25 Fev - O dólar caiu na quarta-feira, recuando novamente durante a sessão de Nova York, com a demanda por ativos de refúgio diminuindo em meio à alta das ações de tecnologia antes da divulgação dos resultados da Nvidia e à queda dos preços do petróleo.
O preço do petróleo caiu após relatos de que a OPEP+ está considerando (link) um aumento na produção em abril, compensando parcialmente as preocupações com o fornecimento do Irã, e um aumento dos estoques de petróleo bruto nos EUA muito maior do que o esperado. (link)
O índice do dólar recuou após falhar mais uma vez em ultrapassar sua média móvel de 55 dias, em 98,00, refletindo os repetidos reveses observados na última semana.
O USD/CNH registrou sua maior queda desde agosto, caindo para uma mínima de 34 meses, abaixo de 6,86, e pressionando contra sua linha de Bollinger mais baixa.
O chanceler alemão (link) Friedrich Merz defendeu a renovação da parceria com a China.

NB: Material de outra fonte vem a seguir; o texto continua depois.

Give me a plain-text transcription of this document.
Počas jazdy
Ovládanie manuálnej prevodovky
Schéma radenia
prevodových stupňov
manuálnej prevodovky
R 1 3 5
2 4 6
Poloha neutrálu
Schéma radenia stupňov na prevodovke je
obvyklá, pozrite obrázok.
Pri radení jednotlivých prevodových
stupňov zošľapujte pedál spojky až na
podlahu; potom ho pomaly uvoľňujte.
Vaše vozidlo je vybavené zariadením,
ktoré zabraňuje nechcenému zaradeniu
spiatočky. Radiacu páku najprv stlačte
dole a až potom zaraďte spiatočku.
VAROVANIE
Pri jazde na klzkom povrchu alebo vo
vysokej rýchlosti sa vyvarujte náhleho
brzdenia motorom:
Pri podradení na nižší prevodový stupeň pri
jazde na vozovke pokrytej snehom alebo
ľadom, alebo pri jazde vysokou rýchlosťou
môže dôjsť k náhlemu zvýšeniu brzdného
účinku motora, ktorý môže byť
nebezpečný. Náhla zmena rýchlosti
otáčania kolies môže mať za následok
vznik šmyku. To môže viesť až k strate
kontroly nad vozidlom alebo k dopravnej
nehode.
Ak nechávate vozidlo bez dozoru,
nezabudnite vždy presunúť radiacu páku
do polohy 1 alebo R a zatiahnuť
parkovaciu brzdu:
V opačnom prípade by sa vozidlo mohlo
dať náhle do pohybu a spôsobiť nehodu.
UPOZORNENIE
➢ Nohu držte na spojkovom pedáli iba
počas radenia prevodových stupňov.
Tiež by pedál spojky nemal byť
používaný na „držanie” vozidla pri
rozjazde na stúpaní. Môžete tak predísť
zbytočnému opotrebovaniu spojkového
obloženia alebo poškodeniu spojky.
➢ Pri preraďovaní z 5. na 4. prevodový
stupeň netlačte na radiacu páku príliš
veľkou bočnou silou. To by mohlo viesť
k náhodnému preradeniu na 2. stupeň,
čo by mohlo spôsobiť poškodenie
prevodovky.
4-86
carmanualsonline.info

O discurso do Fed tendeu ligeiramente para uma postura mais conservadora, com o presidente do Fed de Kansas City, Jeffrey Schmid, afirmando (link) que a inflação muito alta continua sendo um problema crucial, enquanto o presidente do Fed de St. Louis, Albert Musalem, disse (link) que é importante concluir o trabalho de controle da inflação e garantir que a política monetária esteja equilibrada no momento.
O presidente do Fed de Richmond, Tom Barkin, disse (link) que a IA pode não eliminar muitos empregos e pode até ajudar os trabalhadores a aprender novas funções.
O representante comercial dos EUA, Jamieson Greer, disse (link) que a taxa tarifária dos EUA para alguns países aumentará para 15% ou mais, em comparação com os 10% recentemente impostos.
O vice-presidente dos EUA, JD Vance, disse (link) que o presidente Donald Trump ainda preferia uma solução diplomática com o Irã e que esperava que os iranianos levassem isso a sério em suas negociações na quinta-feira.
O par EUR/USD subiu de 1,1775 para 1,1814 devido à queda nos rendimentos dos títulos do Treasury dos EUA, vendas generalizadas de dólares, ativos de risco firmes e uma nova mínima do USD/CNH, com indicadores técnicos mistos antes da divulgação dos pedidos de auxílio-desemprego na quinta-feira.
O par GBP/USD subiu para 1,3560 após oscilar entre 1,3567 e 1,3492, superando as médias móveis de 50 e 10 dias e visando a de 21 dias, enquanto os traders ignoraram as expectativas de uma postura mais branda do Banco da Inglaterra, avaliaram os riscos da política comercial dos EUA e aguardaram os dados econômicos norte-americanos e a declaração de Huw Pill, do Banco da Inglaterra, na sexta-feira.
O par AUD/USD reverteu as perdas iniciais e atingiu 0,7124, com a redução das taxas de juros, a desvalorização do dólar, o fortalecimento dos ativos de risco e uma nova mínima do USD/CNH, o que sustentou um cenário técnico otimista antes dos investimentos de capital do quarto trimestre.
O USD/JPY recuou abaixo da nuvem de 156,43–157,54 devido à fraqueza generalizada do dólar e à melhora do apetite por risco, deslocando o foco para os suportes próximos a 155–155,60 antes do discurso de Hajime Takata, membro do conselho do BOJ, e dos fluxos de fim de mês.
O índice S&P 500 subiu 0,76%.
O preço do petróleo bruto WTI caiu ligeiramente.
O ouro subiu 1,0%, a prata ganhou 3,9% e o cobre teve uma leve alta de 0,9%.
Rumo ao fechamento: EUR/USD +0,28%, USD/JPY +0,31%, GBP/USD +0,47%, AUD/USD +0,91%, DXY -0,14%, EUR/JPY +0,60%, GBP/JPY +0,78%, AUD/JPY +1,21%.